O caso ocorreu no dia 11, mas veio a público esta segunda-feira e motivou pedidos de esclarecimento e de afastamento da directora da penitenciária, Andreia Oliveira.

Depois de ter sido atendida num hospital, a reclusa voltou ao isolamento e a criança foi entregue ao cuidado de um abrigo – apesar de a penitenciária dispor de uma Unidade Materno Infantil.

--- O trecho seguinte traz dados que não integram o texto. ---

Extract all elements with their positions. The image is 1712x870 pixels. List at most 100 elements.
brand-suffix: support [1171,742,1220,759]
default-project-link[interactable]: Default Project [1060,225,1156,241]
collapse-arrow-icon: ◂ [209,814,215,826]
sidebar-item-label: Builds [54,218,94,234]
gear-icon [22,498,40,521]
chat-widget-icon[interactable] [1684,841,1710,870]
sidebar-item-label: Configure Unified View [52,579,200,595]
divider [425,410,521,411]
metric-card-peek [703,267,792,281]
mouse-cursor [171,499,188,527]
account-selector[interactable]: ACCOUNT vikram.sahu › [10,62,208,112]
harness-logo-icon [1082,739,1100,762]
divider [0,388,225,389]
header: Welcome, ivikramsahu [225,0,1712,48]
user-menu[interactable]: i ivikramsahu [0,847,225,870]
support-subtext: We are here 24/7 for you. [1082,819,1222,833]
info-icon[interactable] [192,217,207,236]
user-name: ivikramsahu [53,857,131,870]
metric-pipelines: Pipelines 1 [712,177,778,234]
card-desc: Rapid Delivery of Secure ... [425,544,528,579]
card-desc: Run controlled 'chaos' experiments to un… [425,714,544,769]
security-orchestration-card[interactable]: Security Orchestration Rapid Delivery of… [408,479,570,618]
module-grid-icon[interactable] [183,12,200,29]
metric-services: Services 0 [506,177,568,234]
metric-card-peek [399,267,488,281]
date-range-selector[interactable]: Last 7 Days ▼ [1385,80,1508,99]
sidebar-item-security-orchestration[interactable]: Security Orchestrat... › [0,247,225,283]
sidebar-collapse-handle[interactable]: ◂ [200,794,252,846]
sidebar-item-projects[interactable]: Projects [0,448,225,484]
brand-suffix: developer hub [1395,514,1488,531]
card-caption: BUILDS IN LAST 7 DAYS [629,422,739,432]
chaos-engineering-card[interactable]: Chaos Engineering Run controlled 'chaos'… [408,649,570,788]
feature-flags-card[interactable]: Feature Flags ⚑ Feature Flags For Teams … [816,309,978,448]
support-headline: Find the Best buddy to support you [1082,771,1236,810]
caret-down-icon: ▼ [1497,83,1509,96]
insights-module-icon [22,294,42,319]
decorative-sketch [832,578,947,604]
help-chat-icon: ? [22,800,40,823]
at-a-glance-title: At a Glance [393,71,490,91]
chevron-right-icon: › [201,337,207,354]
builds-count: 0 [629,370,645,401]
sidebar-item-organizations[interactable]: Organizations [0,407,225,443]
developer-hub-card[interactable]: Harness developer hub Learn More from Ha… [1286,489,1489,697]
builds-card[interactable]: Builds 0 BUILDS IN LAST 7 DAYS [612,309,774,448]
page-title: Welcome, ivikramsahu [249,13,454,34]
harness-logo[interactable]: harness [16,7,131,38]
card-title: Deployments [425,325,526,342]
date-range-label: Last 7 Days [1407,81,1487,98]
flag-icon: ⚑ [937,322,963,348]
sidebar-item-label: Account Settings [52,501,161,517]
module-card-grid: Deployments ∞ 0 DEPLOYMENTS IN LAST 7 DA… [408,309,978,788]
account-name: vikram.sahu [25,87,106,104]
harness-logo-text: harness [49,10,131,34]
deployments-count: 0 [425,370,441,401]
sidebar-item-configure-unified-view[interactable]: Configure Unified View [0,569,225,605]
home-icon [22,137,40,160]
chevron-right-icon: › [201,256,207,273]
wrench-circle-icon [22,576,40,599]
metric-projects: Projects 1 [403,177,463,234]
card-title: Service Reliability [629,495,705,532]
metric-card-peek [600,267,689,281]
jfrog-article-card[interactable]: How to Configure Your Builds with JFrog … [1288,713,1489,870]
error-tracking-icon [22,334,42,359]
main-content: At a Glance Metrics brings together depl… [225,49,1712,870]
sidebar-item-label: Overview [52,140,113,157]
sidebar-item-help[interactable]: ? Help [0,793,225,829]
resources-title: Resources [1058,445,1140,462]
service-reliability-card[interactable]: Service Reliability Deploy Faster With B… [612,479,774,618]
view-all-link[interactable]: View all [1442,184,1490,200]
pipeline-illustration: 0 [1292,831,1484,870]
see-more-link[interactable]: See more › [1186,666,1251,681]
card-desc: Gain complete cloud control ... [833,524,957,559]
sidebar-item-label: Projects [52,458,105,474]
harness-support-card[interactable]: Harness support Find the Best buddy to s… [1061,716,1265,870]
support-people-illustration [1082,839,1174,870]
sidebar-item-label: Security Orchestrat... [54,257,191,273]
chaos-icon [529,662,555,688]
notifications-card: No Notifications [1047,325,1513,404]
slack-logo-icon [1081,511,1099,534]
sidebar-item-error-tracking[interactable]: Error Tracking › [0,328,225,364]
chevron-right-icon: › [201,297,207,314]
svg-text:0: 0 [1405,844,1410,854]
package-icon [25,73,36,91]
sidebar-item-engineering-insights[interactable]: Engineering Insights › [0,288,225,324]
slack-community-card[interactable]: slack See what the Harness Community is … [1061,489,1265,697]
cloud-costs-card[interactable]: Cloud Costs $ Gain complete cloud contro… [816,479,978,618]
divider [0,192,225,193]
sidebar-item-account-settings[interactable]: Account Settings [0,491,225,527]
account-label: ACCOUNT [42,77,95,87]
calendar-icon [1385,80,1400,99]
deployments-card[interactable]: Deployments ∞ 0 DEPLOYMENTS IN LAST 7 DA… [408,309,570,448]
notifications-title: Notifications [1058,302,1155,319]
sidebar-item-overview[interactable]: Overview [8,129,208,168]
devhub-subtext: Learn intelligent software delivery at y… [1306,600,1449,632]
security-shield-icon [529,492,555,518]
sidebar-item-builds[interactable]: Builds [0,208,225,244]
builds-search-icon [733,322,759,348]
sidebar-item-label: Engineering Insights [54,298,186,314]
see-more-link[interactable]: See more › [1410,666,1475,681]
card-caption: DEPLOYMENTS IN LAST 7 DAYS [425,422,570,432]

As reclusas podem normalmente cuidar dos recém-nascidos na UMI, durante pelo menos seis meses.

Segundo a Associação de Prestadores de Serviços de Saúde e Assistência Penitenciária, que reúne médicos, psicológicos e assistentes sociais, os partos em celas não são atípicos.

De acordo com representantes da associação, a realidade é reflexo da precariedade do atendimento ao preso e das condições de trabalho dos profissionais.

“Consta que a presa teve o bebé em isolamento e, mesmo com os gritos de outras reclusas a pedir ajuda, a reclusa só saiu da solitária já com o bebé no colo, com o cordão umbilical pendurado”, criticou o juiz Eduardo Oberg, da Vara de Execuções Penais local.

“Isto é de uma indignidade humana inaceitável”, acrescentou o juiz.